L’urgence surgit de partout à force de signaux, les uns plus dangereux que les autres. Moralité : les politiciens doivent accorder leur temps à celui de l’économie. Fini temps long et horizon court de la politique face à l’ouragan économique et social qui menace de tout dévaster. Ils doivent s’inscrire dans la même perception et la même gestion du temps que les professionnels de l’économie qui sont engagés dans une véritable course de survie contre la montre. Ils doivent s’interdire de remettre au lendemain les décisions politiques, surtout en raison de leur impact sur l’économie, qu’ils auraient dû décréter la veille. Laisser le temps au temps, au motif de ne pas brusquer les choses serait tout simplement suicidaire.
Car, en face, les entreprises sont au bord de la dépression. Elles ont besoin de voir clair, vite et loin. Elles sont, par nature, dans l’obligation de décider instantanément de ce qui les engagerait demain et pour les années à venir. C’est ainsi que se conçoit et se construit l’avenir du pays. Mais sauront-elles le faire ? Pourront-elles le faire si la classe politique ne sort pas de l’ambiguïté qu’elle entretient et affectionne, si cette même classe ne met pas fin au plus vite à cette confusion des rôles ? Celle-ci est impérativement tenue de libérer d’immenses espaces de visibilité. Pour apaiser le pays, restaurer la confiance, sans laquelle il n’y aurait pas de croissance forte et durable. Sa propre survie politique tient à sa capacité de réconcilier les Tunisiens avec la politique et ses acteurs pour lesquels ils ont – sondage après sondage – très peu d’estime.

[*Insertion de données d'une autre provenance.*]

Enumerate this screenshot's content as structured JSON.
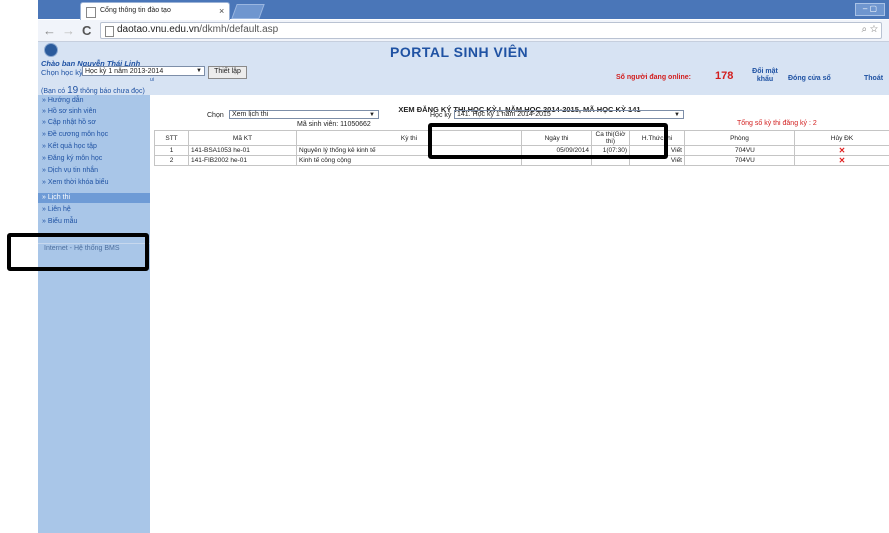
{
  "browser": {
    "tab_title": "Cổng thông tin đào tạo",
    "tab_close": "×",
    "url_host": "daotao.vnu.edu.vn",
    "url_path": "/dkmh/default.asp",
    "window_controls": "– ▢"
  },
  "portal": {
    "title": "PORTAL SINH VIÊN",
    "greeting": "Chào bạn Nguyễn Thái Linh",
    "term_label": "Chọn học kỳ",
    "term_value": "Học kỳ 1 năm 2013-2014",
    "set_button": "Thiết lập",
    "online_label": "Số người đang online:",
    "online_count": "178",
    "change_password": "Đổi mật khẩu",
    "close_window": "Đóng cửa sổ",
    "logout": "Thoát",
    "notice_prefix": "(Bạn có",
    "notice_count": "19",
    "notice_suffix": "thông báo chưa đọc)"
  },
  "sidebar": {
    "items": [
      {
        "label": "» Hướng dẫn"
      },
      {
        "label": "» Hồ sơ sinh viên"
      },
      {
        "label": "» Cập nhật hồ sơ"
      },
      {
        "label": "» Đề cương môn học"
      },
      {
        "label": "» Kết quả học tập"
      },
      {
        "label": "» Đăng ký môn học"
      },
      {
        "label": "» Dịch vụ tin nhắn"
      },
      {
        "label": "» Xem thời khóa biểu"
      },
      {
        "label": "» Lịch thi"
      },
      {
        "label": "» Liên hệ"
      },
      {
        "label": "» Biểu mẫu"
      }
    ],
    "footer": "Internet - Hệ thống BMS"
  },
  "main": {
    "title": "XEM ĐĂNG KÝ THI HỌC KỲ I, NĂM HỌC 2014-2015, MÃ HỌC KỲ 141",
    "choose_label": "Chọn",
    "choose_value": "Xem lịch thi",
    "student_id": "Mã sinh viên: 11050662",
    "term_label": "Học kỳ",
    "term_value": "141. Học kỳ 1 năm 2014-2015",
    "total_registered": "Tổng số kỳ thi đăng ký : 2",
    "table": {
      "headers": [
        "STT",
        "Mã KT",
        "Kỳ thi",
        "Ngày thi",
        "Ca thi(Giờ thi)",
        "H.Thức thi",
        "Phòng",
        "Hủy ĐK"
      ],
      "rows": [
        {
          "stt": "1",
          "code": "141-BSA1053 he-01",
          "name": "Nguyên lý thống kê kinh tế",
          "date": "05/09/2014",
          "shift": "1(07:30)",
          "form": "Viết",
          "room": "704VU",
          "del": "✕"
        },
        {
          "stt": "2",
          "code": "141-FIB2002 he-01",
          "name": "Kinh tế công cộng",
          "date": "",
          "shift": "",
          "form": "Viết",
          "room": "704VU",
          "del": "✕"
        }
      ]
    }
  }
}
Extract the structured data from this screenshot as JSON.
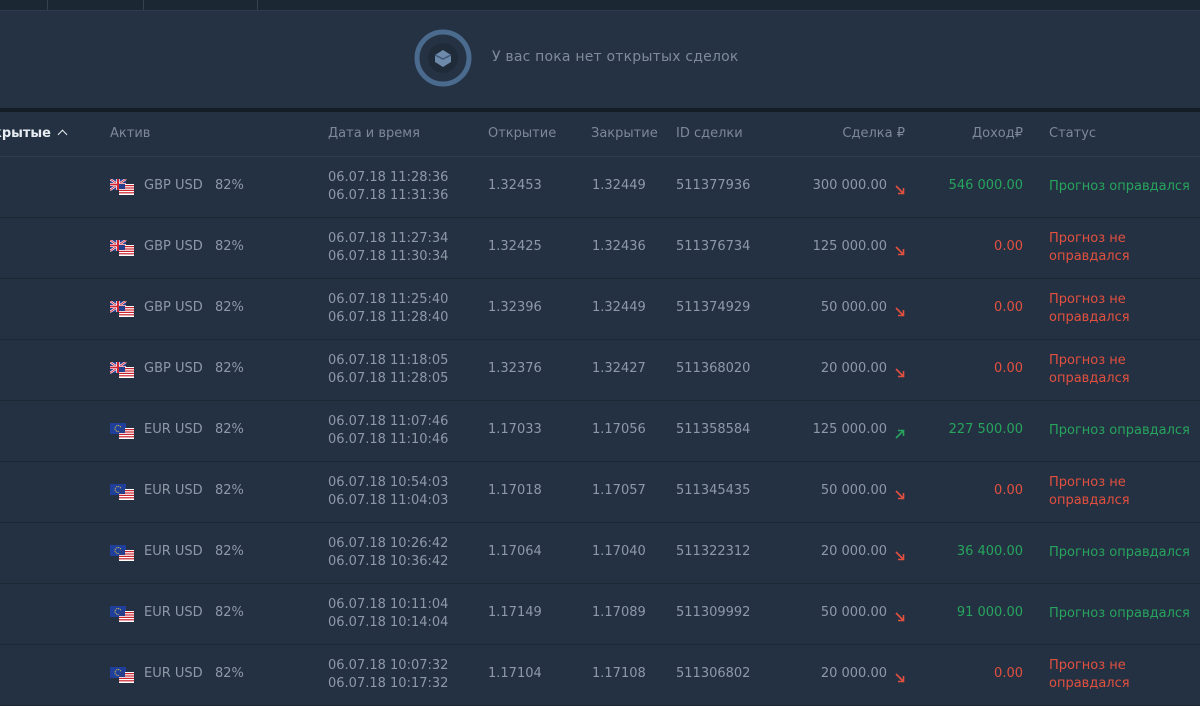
{
  "empty_message": "У вас пока нет открытых сделок",
  "colors": {
    "win": "#27a45d",
    "loss": "#e2503f",
    "background": "#243142"
  },
  "table": {
    "sort_label": "крытые",
    "headers": {
      "asset": "Актив",
      "datetime": "Дата и время",
      "open": "Открытие",
      "close": "Закрытие",
      "id": "ID сделки",
      "amount": "Сделка ₽",
      "income": "Доход₽",
      "status": "Статус"
    },
    "rows": [
      {
        "flag": "gb-us-flag-icon",
        "asset": "GBP USD",
        "pct": "82%",
        "dt_open": "06.07.18 11:28:36",
        "dt_close": "06.07.18 11:31:36",
        "open": "1.32453",
        "close": "1.32449",
        "id": "511377936",
        "amount": "300 000.00",
        "direction": "down",
        "income": "546 000.00",
        "status_line1": "Прогноз оправдался",
        "status_line2": "",
        "result": "win"
      },
      {
        "flag": "gb-us-flag-icon",
        "asset": "GBP USD",
        "pct": "82%",
        "dt_open": "06.07.18 11:27:34",
        "dt_close": "06.07.18 11:30:34",
        "open": "1.32425",
        "close": "1.32436",
        "id": "511376734",
        "amount": "125 000.00",
        "direction": "down",
        "income": "0.00",
        "status_line1": "Прогноз не",
        "status_line2": "оправдался",
        "result": "loss"
      },
      {
        "flag": "gb-us-flag-icon",
        "asset": "GBP USD",
        "pct": "82%",
        "dt_open": "06.07.18 11:25:40",
        "dt_close": "06.07.18 11:28:40",
        "open": "1.32396",
        "close": "1.32449",
        "id": "511374929",
        "amount": "50 000.00",
        "direction": "down",
        "income": "0.00",
        "status_line1": "Прогноз не",
        "status_line2": "оправдался",
        "result": "loss"
      },
      {
        "flag": "gb-us-flag-icon",
        "asset": "GBP USD",
        "pct": "82%",
        "dt_open": "06.07.18 11:18:05",
        "dt_close": "06.07.18 11:28:05",
        "open": "1.32376",
        "close": "1.32427",
        "id": "511368020",
        "amount": "20 000.00",
        "direction": "down",
        "income": "0.00",
        "status_line1": "Прогноз не",
        "status_line2": "оправдался",
        "result": "loss"
      },
      {
        "flag": "eu-us-flag-icon",
        "asset": "EUR USD",
        "pct": "82%",
        "dt_open": "06.07.18 11:07:46",
        "dt_close": "06.07.18 11:10:46",
        "open": "1.17033",
        "close": "1.17056",
        "id": "511358584",
        "amount": "125 000.00",
        "direction": "up",
        "income": "227 500.00",
        "status_line1": "Прогноз оправдался",
        "status_line2": "",
        "result": "win"
      },
      {
        "flag": "eu-us-flag-icon",
        "asset": "EUR USD",
        "pct": "82%",
        "dt_open": "06.07.18 10:54:03",
        "dt_close": "06.07.18 11:04:03",
        "open": "1.17018",
        "close": "1.17057",
        "id": "511345435",
        "amount": "50 000.00",
        "direction": "down",
        "income": "0.00",
        "status_line1": "Прогноз не",
        "status_line2": "оправдался",
        "result": "loss"
      },
      {
        "flag": "eu-us-flag-icon",
        "asset": "EUR USD",
        "pct": "82%",
        "dt_open": "06.07.18 10:26:42",
        "dt_close": "06.07.18 10:36:42",
        "open": "1.17064",
        "close": "1.17040",
        "id": "511322312",
        "amount": "20 000.00",
        "direction": "down",
        "income": "36 400.00",
        "status_line1": "Прогноз оправдался",
        "status_line2": "",
        "result": "win"
      },
      {
        "flag": "eu-us-flag-icon",
        "asset": "EUR USD",
        "pct": "82%",
        "dt_open": "06.07.18 10:11:04",
        "dt_close": "06.07.18 10:14:04",
        "open": "1.17149",
        "close": "1.17089",
        "id": "511309992",
        "amount": "50 000.00",
        "direction": "down",
        "income": "91 000.00",
        "status_line1": "Прогноз оправдался",
        "status_line2": "",
        "result": "win"
      },
      {
        "flag": "eu-us-flag-icon",
        "asset": "EUR USD",
        "pct": "82%",
        "dt_open": "06.07.18 10:07:32",
        "dt_close": "06.07.18 10:17:32",
        "open": "1.17104",
        "close": "1.17108",
        "id": "511306802",
        "amount": "20 000.00",
        "direction": "down",
        "income": "0.00",
        "status_line1": "Прогноз не",
        "status_line2": "оправдался",
        "result": "loss"
      }
    ]
  }
}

Les dirigeants politiques et les autres se doivent de dissiper tout un faisceau de suspicions, de malentendus et d’incompréhensions. Et donner à penser, une fois pour toutes, discours et actions à l’appui, qu’ils sont au seul service de l’économie et du pays. Qu’ils sont là où ils se trouvent pour servir et non pas pour se servir. Serait-ce trop leur demander ?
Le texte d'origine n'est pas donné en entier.